I am interested in infinity in its many manifestations – from humanity’s historical inquiry of the notion to its relevance in the age of exponential technological advances. Infinity suggests the presence of a realm beyond our reach; yet our comprehension of the concept relies on that which is within our reach - an infinite number of an entity relies on the foundational comprehension of what one unit of the entity is. Infinity is hence a fascinating embodiment of reasoning meets imagination; materiality meets abstraction, and a bridge between the real and the imagined.
Each of my series tackles a sub-inquiry of infinity. Do we crave for the possession of truth, or as Gotthold Ephraim Lessing puts it, the “sincere exertion to get to the truth?” What’s behind humanity’s craving for immortality, and what properties does timelessness have? What do the Singularity, and concepts in artificial intelligence reveal about the evolving relationship between humanity and the act of Creating?
In the past decade, there has been a surge in creative coding tools, democratizing artists’ capacity to build interactive installations using data - which could be broadly defined ranging from real-time positions of the viewers in relation to the artwork, to audio files of sounds collected during space missions.

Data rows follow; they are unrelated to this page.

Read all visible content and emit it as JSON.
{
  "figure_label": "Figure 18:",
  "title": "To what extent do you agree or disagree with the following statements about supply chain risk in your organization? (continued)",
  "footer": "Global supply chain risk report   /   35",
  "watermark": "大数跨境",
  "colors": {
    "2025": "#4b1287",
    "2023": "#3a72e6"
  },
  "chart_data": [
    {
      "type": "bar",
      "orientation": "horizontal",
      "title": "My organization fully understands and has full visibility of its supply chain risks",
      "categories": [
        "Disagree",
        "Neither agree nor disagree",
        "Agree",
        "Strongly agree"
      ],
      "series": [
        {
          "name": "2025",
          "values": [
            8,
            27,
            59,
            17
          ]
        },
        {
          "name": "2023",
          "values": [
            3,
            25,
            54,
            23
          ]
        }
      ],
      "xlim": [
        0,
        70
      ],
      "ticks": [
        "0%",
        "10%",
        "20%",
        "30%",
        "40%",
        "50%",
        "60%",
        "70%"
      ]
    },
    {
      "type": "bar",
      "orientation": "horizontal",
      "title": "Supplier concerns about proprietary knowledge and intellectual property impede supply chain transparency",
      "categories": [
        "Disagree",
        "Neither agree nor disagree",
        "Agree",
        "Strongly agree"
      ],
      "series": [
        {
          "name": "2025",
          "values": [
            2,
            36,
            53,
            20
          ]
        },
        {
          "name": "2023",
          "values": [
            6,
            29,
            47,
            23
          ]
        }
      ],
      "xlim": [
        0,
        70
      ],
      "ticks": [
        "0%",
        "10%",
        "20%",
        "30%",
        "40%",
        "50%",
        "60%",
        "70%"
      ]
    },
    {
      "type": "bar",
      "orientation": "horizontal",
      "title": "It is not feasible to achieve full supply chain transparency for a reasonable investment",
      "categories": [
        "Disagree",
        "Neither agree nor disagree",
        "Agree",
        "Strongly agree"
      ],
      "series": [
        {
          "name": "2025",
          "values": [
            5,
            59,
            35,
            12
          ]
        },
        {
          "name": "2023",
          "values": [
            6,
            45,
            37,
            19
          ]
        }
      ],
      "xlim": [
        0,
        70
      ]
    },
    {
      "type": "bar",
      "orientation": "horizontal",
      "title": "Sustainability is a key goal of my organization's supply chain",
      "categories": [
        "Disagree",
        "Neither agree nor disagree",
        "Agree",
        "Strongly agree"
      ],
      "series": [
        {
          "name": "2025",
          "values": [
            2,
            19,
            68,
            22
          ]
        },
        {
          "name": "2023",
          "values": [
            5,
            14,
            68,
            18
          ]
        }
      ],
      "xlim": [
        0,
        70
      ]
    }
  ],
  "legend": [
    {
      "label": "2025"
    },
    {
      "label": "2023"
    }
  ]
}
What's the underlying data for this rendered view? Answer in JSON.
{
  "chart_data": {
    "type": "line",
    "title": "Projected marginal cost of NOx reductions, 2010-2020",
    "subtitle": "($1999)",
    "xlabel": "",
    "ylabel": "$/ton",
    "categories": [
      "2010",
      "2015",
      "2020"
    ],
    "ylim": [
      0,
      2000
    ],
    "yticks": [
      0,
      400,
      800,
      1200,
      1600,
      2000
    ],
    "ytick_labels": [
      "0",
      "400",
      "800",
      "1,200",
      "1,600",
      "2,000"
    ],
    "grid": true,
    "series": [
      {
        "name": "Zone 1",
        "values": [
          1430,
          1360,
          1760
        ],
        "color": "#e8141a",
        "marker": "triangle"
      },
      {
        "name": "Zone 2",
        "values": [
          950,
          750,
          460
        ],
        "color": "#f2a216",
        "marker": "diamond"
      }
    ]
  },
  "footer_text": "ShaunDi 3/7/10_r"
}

Of Vanities and Beyond the Invisible Cites are attempts to use the shared and contrasting properties between oil on canvas and creative coding as a window to investigate the effects of automation and artificial intelligence have on the nature of art. The two mediums have contrasting relationships with the ‘infinite’, one distills things down to the essence and let the essence speaks an eternal truth, the other’s relevance depends on data being constantly updated.
La Technologie pour la Technologie is a work-in-progress series that juxtaposes motherboards with oil-paint, drawing parallels between the use of "form factors” in the creation of motherboards, and the attempted standardizing of colors in the creation of paint. The series draws heavily from Walter Benjamin’s "The Work of Art in the Age of Mechanical Reproduction”, which includes a quote by Paul Valery that aptly captures my interest in the topic:
“In all the arts there is a physical component which can no longer be considered or treated as it used to be, which cannot remain unaffected by our modern knowledge and over. […] We must expect great innovations to transform the entire technique of the arts, thereby affecting artistic invention itself and perhaps even bringing about an amazing change in our very notion of art” - Paul Valery, Pieces sur L’Art, 1931; Le Conquete de l’ubiquity.
Using tools and techniques in oil-painting and creative coding, I hope for my work to raise questions about the state of contemporary art by carving out a space for dialogues and confrontations between the two mediums.